Let’s wake up and realize that racist systems of oppression are just as deadly, if not deadlier than the coronavirus. And in the same way we have come together to fight COVID-19, we can fight and dismantle white supremacy and rebuild a system of justice and equity. Fighting COVID-19 has been extremely hard on us all and it is not lost on me that our children are now growing up with a collective Adverse Childhood Experience by surviving COVID-19. However, the difference in how we are fighting the virus as compared to how we are fighting (or not fighting as the case may be) systemic racism, is that we are talking about COVID-19 and actively making structural changes that address the root of the issue. We receive almost daily updates from our Governor. Our entire economic system and the way we purchase and sell goods and food has shifted almost overnight. The mass media has been consumed with daily reports on our death tolls and testing for the virus and we are anxiously waiting for a cure. And although we may not always agree on the methods we are taking, we do seem to unified with a common result – flatten the curve and decrease the amount of people getting sick and dying.

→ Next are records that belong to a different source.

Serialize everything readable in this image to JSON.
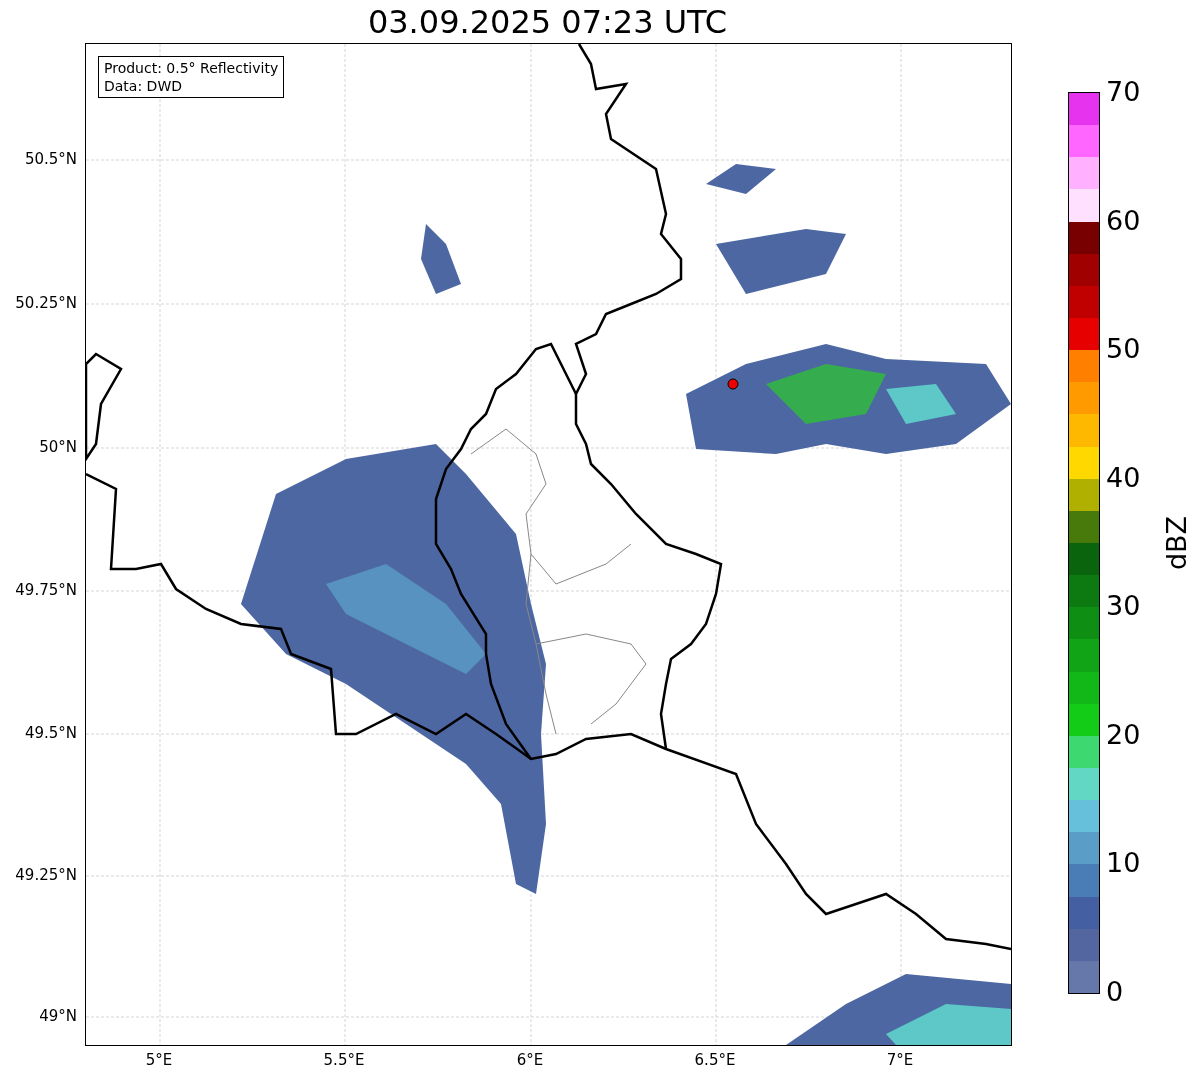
{
  "title": "03.09.2025 07:23 UTC",
  "info_box": {
    "lines": [
      "Product: 0.5° Reflectivity",
      "Data: DWD"
    ]
  },
  "map": {
    "y_ticks": [
      "50.5°N",
      "50.25°N",
      "50°N",
      "49.75°N",
      "49.5°N",
      "49.25°N",
      "49°N"
    ],
    "x_ticks": [
      "5°E",
      "5.5°E",
      "6°E",
      "6.5°E",
      "7°E"
    ]
  },
  "colorbar": {
    "label": "dBZ",
    "ticks": [
      "70",
      "60",
      "50",
      "40",
      "30",
      "20",
      "10",
      "0"
    ],
    "segments": [
      {
        "color": "#e633ee"
      },
      {
        "color": "#ff66ff"
      },
      {
        "color": "#ffb0ff"
      },
      {
        "color": "#ffe0ff"
      },
      {
        "color": "#780000"
      },
      {
        "color": "#a00000"
      },
      {
        "color": "#c00000"
      },
      {
        "color": "#e60000"
      },
      {
        "color": "#ff7f00"
      },
      {
        "color": "#ff9a00"
      },
      {
        "color": "#ffb800"
      },
      {
        "color": "#ffd800"
      },
      {
        "color": "#b0b000"
      },
      {
        "color": "#477a0a"
      },
      {
        "color": "#0a640e"
      },
      {
        "color": "#0c7a10"
      },
      {
        "color": "#0e8e12"
      },
      {
        "color": "#10a416"
      },
      {
        "color": "#12b818"
      },
      {
        "color": "#12cc18"
      },
      {
        "color": "#3ed870"
      },
      {
        "color": "#62d8c4"
      },
      {
        "color": "#66c0dc"
      },
      {
        "color": "#5a9ec8"
      },
      {
        "color": "#4a7cb6"
      },
      {
        "color": "#455fa3"
      },
      {
        "color": "#5466a0"
      },
      {
        "color": "#6677aa"
      }
    ]
  }
}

In regards to our second pandemic of systemic racism, we do not like to talk about it at all. And when brave people of all colors try to talk about it, we get uncomfortable and try to shift the dialogue away from the true issue. We are divided on if there really is a problem, and even among those who are well aware of the systemic issues we face, we are not in agreement on a common agenda, content to whittle away in our silos with little to no true change.

In case you have not realized it yet, this is your wake up call. And I am calling on all of my colleagues in early childhood to wake up to the reality of what our system is complicit in. Let George Floyd’s murder be a wakeup call to us all. Let’s wake up and fight for a system rooted in equity, not exploiting black and brown bodies to sustain our programs. It is time for us to mobilize as we have mobilized around this common agenda of fighting COVID-19. We need to realize that our systems will look differently, just as they do now as we are fighting COVID-19. We will need to get comfortable with being uncomfortable, as we are now being forced to do so with sheltering in place policies and helping our children with distance learning. We need to realize that our government will need to step in and do things differently, as they are now by providing stimulus checks and payroll protection, passing laws in a timely manner to address the Pandemic; it can be done.

If you had told our country even six months ago that we would be living in the world that we are living in now, most people, including myself, would not have believed it. That is a true testament to what we as humans are capable of when we are united in a common goal. Racial injustice is a global pandemic that requires an emergency response. So, let’s WAKE UP and get to work!